Police officer Rama (Iko Uwais – Merantau) has just barely survived the raid on Tama’s tower block when he is enlisted to go deep undercover in a sting operation. By posing as an inmate in prison, Rama has to befriend the son of a crime syndicate boss (Arifin Putra – Batas) in order to infiltrate their organisation. But as the risk factor soon builds, Rama realises that he may have gone in too deep. The only way out will be to fight his way to the top and bring down the organisation himself.
The Raid was the surprise hit of 2012 and quickly became the biggest cult success of that year. Any sequel was always going to face an uphill task, with the escalating pressure to deliver another hit strongly expected by all. Thankfully The Raid 2 is a breathtaking assault on your senses that leaves you giddy and gob-smacked, with some of the finest martial arts you’ll ever witness on the big screen. Welsh writer/director Gareth Evans has crafted a true classic with The Raid 2 and has managed that rarest of things – a sequel that betters its predecessor. Whereas The Raid was a deceptively simple premise executed with ruthless precision, The Raid 2 is a sweeping crime epic, layered with creativity and a stunning vision of grandeur that amazes at every opportunity.
Iko Uwais is without doubt the next big thing in action cinema. Whilst many have laid claim to that title, Uwais has something different to offer. The likes of Tony Jaa (of Ong Bak fame) have rightly captured the imagination of an eager worldwide audience, using amazing martial arts skills to redefine the genre. But Iko Uwais offers more natural charisma and feels like a movie star as well as a born fighter. The Raid 2 gives Uwais a wonderful chance to broaden his acting skills and he jumps at the opportunity. He handles the complexities of Rama’s situation with pose and wisdom, delivering a truly breakout lead performance. Coupled with his furious combat skills (he even pounds away at a stone wall with his fists), Uwais is a name you’ll hear a lot more of in the future.

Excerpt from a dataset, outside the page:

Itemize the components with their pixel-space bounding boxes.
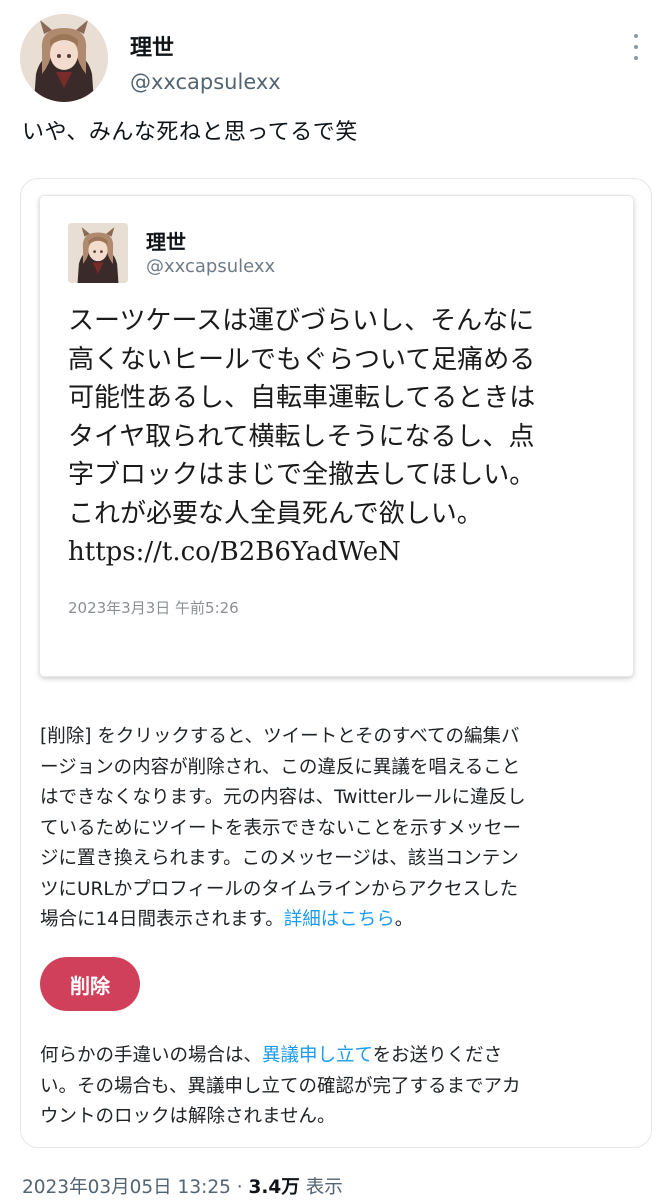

The fights are all beautifully choreographed and feature some breathtaking physicality. Yayan Ruhian who played The Raid’s fiercest bad guy Mad Dog, returns in The Raid 2 but as a different character. He co-choreographs most of the fights along with Iko Uwais. A specialist in both Silat Harimau and Silat Minang disciplines, Ruhian and Uwais provide numerous jaw-dropping moments throughout the film, including a nightclub sequence that pits Ruhian against a gang of mob hitters and an amazing prison riot scene that fully immerses the viewer. With the help of Bruce Law and Yee Man Law, there’s even a death-defying high speed car chase that puts all the other car chases you’ve ever seen to shame.
Whilst all of this is spectacular, the final fight sequences are just astonishing. Building up to a palpable sense of tension and raw aggression, these fights are simply genre-defining. Without going into too much detail, Very Tri Yulisman as Baseball Bat Man, Cecep Arif Rahman as The Assassin and the gorgeous Julie Estelle as Hammer Girl join Iko Uwais in creating set-pieces that will ultimately stand the test of time. If you thought The Raid had good action, wait until you see this. A beautiful ballet of brutality, these final fights leave you physically exhausted with your jaw firmly rooted to the ground.
But The Raid 2 isn’t just a bunch of action sequences tied together; it’s an encompassing crime epic. The film doesn’t weigh itself down with needless exposition but is broad enough to take this underworld story to the next level, mainly by expanding its scope. Arifin Putra, Oka Antara, Tio Pakusodewo and Alex Abbad give this story a complexity that’s fascinating to see unravel. Similar to The Departed with tinges of The Dark Knight, Gareth Evans has taken a familiar concept and spun it into gold with a compelling saga that stands on its own merits. Add in the ultra violence and you have a genre movie that has it all. But above all else, The Raid 2 carries a real sense that anything could happen to any character at any time. And that’s an increasingly rare commodity these days.
The Raid 2 is brutal and explosive cinema at its absolute finest. Balletic in conception and flawlessly executed with raw energy and passion by Gareth Evans, The Raid 2 is a crime classic that will stand the test of time. This is not just the best film of 2014; it’s one of the best action films of all time. Other movies just shouldn’t bother to compete with this; The Raid 2 just won’t be beaten. Destined to be emulated for years to come, The Raid 2 is something quite special and will leave you awe-struck from start to end. Make no mistake; you’re witnessing a historic moment in cinema here.